Ok...here is my main thing about this summer...well...at least as of he last few days. EVERYONE around me is getting into relationships. (i know i say this all the time, but its really true this time.) I have 2 of my 3 roommates engaged. My old roommate got engaged just before school got out. My summer roommate from last summer is spending her summer in North Carolina with her boyfriend. The girl at work is going on another date again. My friends who are bascially my brothers are pursuing girls. and then there is me.
This is my predicament. old habits die hard.
someone once told me the definition of insanity is doing the same thing over and over again an expecting different results. Well, in the dating realm, obviously I've had no success. I can like a guy, be friends with him, a great friend, a best friend. But never a girldfriend. Never what they are looking for in girlfriends. and yet every time they seem to describe "dream girl" i fill most of the qualifications.
But thats not the point I'm trying to make. i can't control other peoples actions. I can't make choices for them. I can only control what I do and how I react and act about things.
The problem is, I don't know how to be different. Because i also don't want to be someone i'm not just to find someone. That is self defeating. I've met a few of the new guys around. And i have other guys that i'm already interested in.

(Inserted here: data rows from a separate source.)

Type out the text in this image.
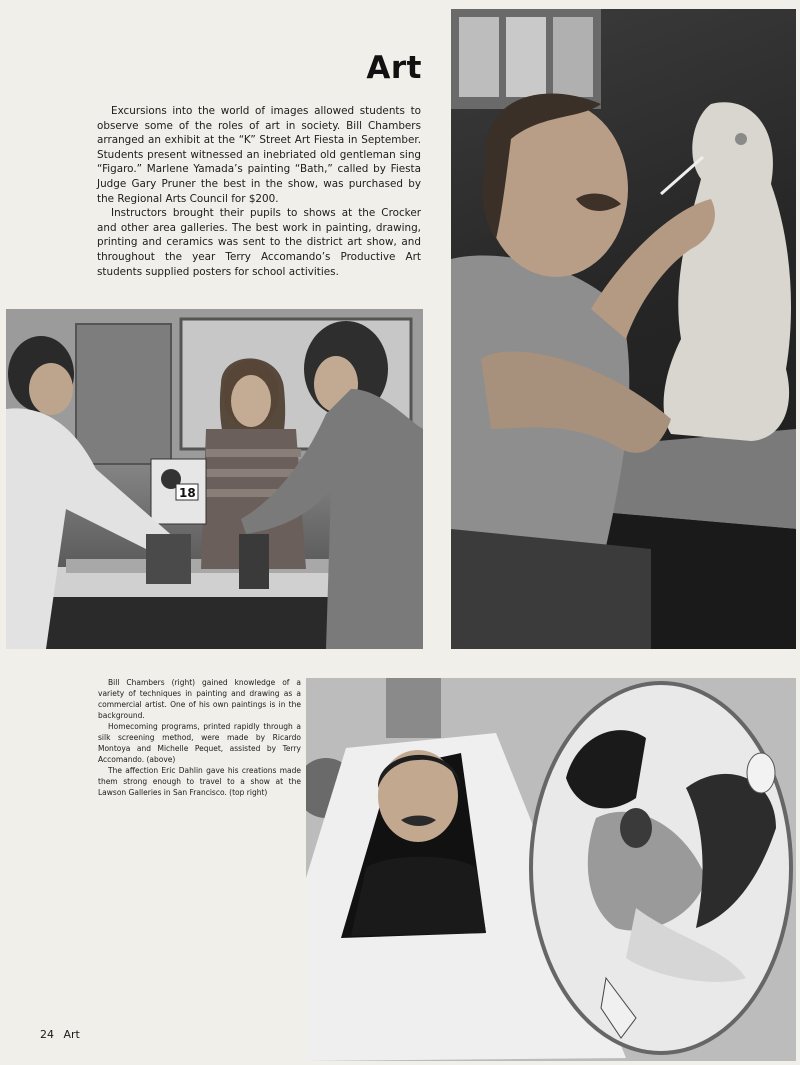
Art

Excursions into the world of images allowed students to observe some of the roles of art in society. Bill Chambers arranged an exhibit at the “K” Street Art Fiesta in September. Students present witnessed an inebriated old gentleman sing “Figaro.” Marlene Yamada’s painting “Bath,” called by Fiesta Judge Gary Pruner the best in the show, was purchased by the Regional Arts Council for $200.

Instructors brought their pupils to shows at the Crocker and other area galleries. The best work in painting, drawing, printing and ceramics was sent to the district art show, and throughout the year Terry Accomando’s Productive Art students supplied posters for school activities.

18

Bill Chambers (right) gained knowledge of a variety of techniques in painting and drawing as a commercial artist. One of his own paintings is in the background.

Homecoming programs, printed rapidly through a silk screening method, were made by Ricardo Montoya and Michelle Pequet, assisted by Terry Accomando. (above)

The affection Eric Dahlin gave his creations made them strong enough to travel to a show at the Lawson Galleries in San Francisco. (top right)

24 Art
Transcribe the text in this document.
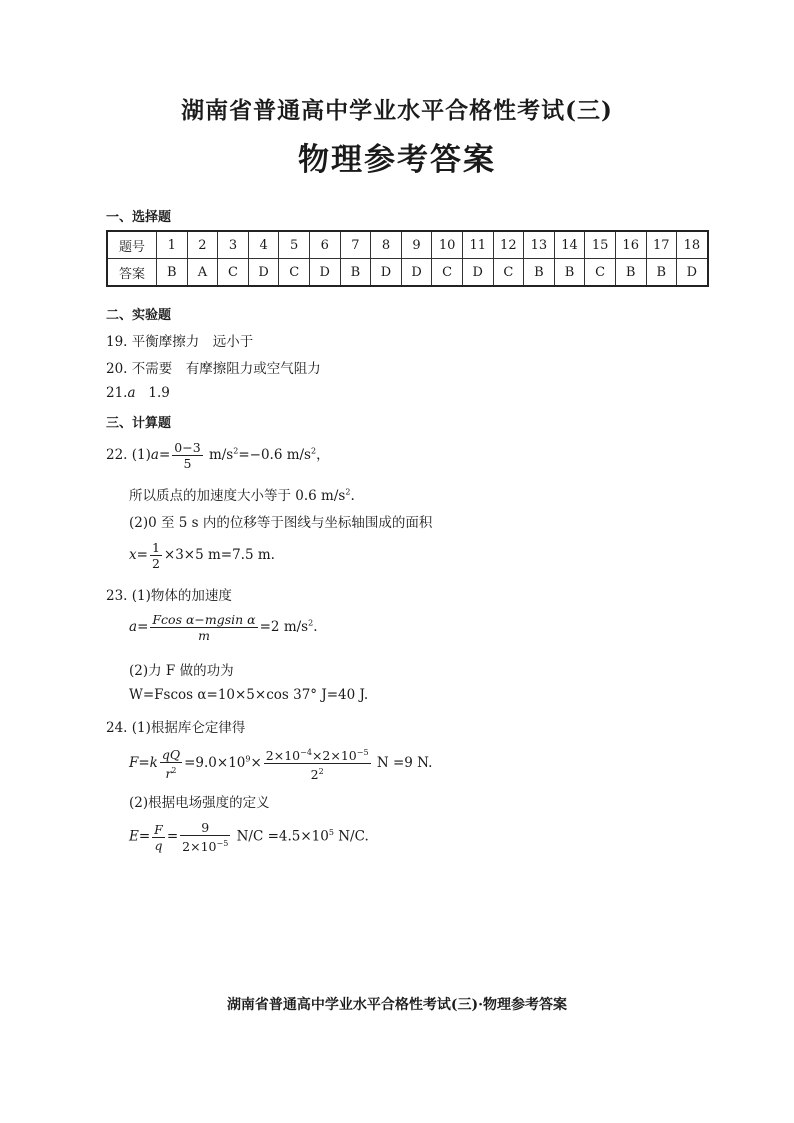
湖南省普通高中学业水平合格性考试(三)
物理参考答案
一、选择题
题号	1	2	3	4	5	6	7	8	9	10	11	12	13	14	15	16	17	18
答案	B	A	C	D	C	D	B	D	D	C	D	C	B	B	C	B	B	D
二、实验题
19. 平衡摩擦力　远小于
20. 不需要　有摩擦阻力或空气阻力
21.a 1.9
三、计算题
22. $(1)a= \frac{0-3}{5} m/s^2=-0.6$ $m/s^2$，
所以质点的加速度大小等于 0.6 $m/s^2$.
(2)0 至 5 s 内的位移等于图线与坐标轴围成的面积
$x= \frac{1}{2} \times 3\times 5$ m=7.5 m.
23. (1)物体的加速度
$a= \frac{\text{Fcos α−mgsin α}}{m} =2$ $m/s^2$.
(2)力 F 做的功为
W=Fscos α=10×5×cos 37° J=40 J.
24. (1)根据库仑定律得
$F=k \frac{qQ}{r^2} =9.0\times 10^9\times \frac{2\times 10^{-4}\times 2\times 10^{-5}}{2^2}$ N =9 N.
(2)根据电场强度的定义
$E= \frac{F}{q} = \frac{9}{2\times 10^{-5}} N/C =4.5\times 10^5$ N/C.
湖南省普通高中学业水平合格性考试(三)·物理参考答案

But how do i make them, or find out if they have interest in me?
People always say "guys, ask the girls out". and then they say "Girls, let them know you are interested" everytime i try that the boys start avoiding me. which is thoroughly annoying.
And now i am begining to ramble. and this is not coming out at all like i'm trying to get it to.
Long story short. It is a new summer, filled with new people and new adventures that are waiting for me to come discover. I'm hoping that I can find someone to share the adventures with. If not a romantic someone, just new friends to add to lifes adventures of fun and discovery. Its a new summer, and everything can change.
I have to be the one to step out of Mandy's habits and do things that terrify me. It's just another adventure. a terryfing one, but if i can face the fear. The rewards are far greater than the fear i had to face.